To address this, SCAI is holding a formal program in Boston on Friday evening and all day Saturday, October 12–13, 2018, chaired by Drs. Emmanouil Brilakis and myself and bringing together a world-renowned faculty. At dinner the evening before, several hospital-based clinical algorithms will be revealed and deliberated, to help build consensus on the best real-world approach in the current evidentiary landscape. The Saturday program will start with a pharmacotherapy session over breakfast, followed by rapid didactic sessions with group discussions. Break-out sessions for nurses, techs and physicians who work in the emergency room, cardiac catheterization laboratory and critical care units will allow a deeper dive into the management of shock and PVADs in these settings. A one-hour round-robin simulator station hands-on experience will allow better understanding of the various devices used in cardiogenic shock, including tips and tricks and advanced troubleshooting. More didactic sessions end the day, with plenty of time for consensus-building. As the only society-sponsored course on cardiogenic shock, with multi-industry grant support and full CME offering, this course should help both in terms of the optimal team-based approach and clinical algorithms to approach the patient regardless of where they present, and at what stage they present in.

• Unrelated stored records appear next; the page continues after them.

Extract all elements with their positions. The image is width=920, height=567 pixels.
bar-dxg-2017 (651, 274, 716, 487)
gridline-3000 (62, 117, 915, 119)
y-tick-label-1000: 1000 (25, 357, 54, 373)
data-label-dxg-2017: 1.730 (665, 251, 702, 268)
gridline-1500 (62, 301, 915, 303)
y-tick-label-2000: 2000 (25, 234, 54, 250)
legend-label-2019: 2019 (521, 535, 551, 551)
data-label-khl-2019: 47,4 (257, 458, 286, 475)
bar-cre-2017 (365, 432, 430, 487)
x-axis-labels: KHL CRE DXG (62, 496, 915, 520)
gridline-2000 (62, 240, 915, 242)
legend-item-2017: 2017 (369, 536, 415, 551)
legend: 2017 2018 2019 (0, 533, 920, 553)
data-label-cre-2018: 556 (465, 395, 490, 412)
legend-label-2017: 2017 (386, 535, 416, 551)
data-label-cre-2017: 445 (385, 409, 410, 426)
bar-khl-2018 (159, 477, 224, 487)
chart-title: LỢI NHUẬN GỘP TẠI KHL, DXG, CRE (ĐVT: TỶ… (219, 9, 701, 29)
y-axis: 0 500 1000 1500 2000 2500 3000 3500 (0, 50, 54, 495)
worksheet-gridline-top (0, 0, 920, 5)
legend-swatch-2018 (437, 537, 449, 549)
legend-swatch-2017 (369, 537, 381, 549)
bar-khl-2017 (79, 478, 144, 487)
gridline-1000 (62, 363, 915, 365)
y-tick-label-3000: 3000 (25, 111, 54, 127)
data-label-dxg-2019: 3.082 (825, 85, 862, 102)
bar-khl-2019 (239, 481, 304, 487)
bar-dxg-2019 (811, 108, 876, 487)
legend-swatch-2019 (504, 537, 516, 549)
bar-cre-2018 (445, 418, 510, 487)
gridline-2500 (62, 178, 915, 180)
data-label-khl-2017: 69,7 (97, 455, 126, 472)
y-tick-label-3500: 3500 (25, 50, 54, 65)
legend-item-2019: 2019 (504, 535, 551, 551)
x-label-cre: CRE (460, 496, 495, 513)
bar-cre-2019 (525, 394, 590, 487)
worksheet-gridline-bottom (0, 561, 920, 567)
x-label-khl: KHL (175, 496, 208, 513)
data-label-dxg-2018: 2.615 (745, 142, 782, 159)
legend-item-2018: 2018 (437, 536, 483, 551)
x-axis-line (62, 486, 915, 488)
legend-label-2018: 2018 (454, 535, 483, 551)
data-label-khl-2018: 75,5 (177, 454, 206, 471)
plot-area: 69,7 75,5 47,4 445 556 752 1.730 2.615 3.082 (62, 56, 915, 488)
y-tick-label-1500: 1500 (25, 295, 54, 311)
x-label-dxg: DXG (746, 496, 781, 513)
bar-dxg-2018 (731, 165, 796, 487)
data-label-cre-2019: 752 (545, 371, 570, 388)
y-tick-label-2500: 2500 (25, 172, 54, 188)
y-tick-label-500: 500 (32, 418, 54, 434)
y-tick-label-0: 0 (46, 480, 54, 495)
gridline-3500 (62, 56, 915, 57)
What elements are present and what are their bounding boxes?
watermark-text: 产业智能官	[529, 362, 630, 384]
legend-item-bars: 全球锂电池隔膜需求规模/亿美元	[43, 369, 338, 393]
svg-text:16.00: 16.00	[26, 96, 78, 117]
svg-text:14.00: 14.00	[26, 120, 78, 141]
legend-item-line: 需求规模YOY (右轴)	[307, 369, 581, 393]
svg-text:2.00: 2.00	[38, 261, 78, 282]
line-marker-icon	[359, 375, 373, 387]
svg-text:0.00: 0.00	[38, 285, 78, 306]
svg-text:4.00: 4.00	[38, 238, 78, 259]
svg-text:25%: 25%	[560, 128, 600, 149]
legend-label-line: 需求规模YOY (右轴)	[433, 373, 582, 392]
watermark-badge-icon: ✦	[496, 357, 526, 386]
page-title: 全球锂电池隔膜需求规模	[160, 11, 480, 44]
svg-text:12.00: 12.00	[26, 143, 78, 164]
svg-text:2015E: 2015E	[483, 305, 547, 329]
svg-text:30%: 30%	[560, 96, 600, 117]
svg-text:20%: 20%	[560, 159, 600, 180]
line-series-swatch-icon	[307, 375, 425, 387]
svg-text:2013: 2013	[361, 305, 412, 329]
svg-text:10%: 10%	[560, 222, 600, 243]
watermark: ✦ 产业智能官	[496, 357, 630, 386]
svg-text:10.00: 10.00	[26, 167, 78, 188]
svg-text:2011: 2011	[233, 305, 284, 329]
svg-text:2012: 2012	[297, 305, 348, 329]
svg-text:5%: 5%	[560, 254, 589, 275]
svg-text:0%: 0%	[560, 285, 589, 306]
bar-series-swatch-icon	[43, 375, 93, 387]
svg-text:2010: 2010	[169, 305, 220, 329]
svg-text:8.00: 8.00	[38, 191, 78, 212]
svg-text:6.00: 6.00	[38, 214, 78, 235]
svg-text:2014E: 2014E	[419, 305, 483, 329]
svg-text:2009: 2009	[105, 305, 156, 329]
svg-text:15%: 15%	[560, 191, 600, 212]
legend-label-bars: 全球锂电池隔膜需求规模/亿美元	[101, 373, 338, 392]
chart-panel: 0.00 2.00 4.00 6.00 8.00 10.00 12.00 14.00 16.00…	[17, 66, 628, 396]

Taken together, the excitement, focus and offerings within the field of cardiogenic shock that occurred at SCAI scientific sessions was quite nice to see, and a palpable buzz was noted throughout the four days as the above developments unfolded. These new data, educational offerings, and consensus documents should address each of the three areas of deficiency in the diagnosis and management of cardiogenic shock and hopefully move the needle on mortality in this population of patients. I’m sure the best is yet to come, but at least for now it is good to know we are working hard to get there.

Dr. Srihari S. Naidu is the director of the Cardiac Catheterization Laboratories and Hypertrophic Cardiomyopathy Center at Westchester Medical Center. He is an associate professor of medicine at New York Medical College.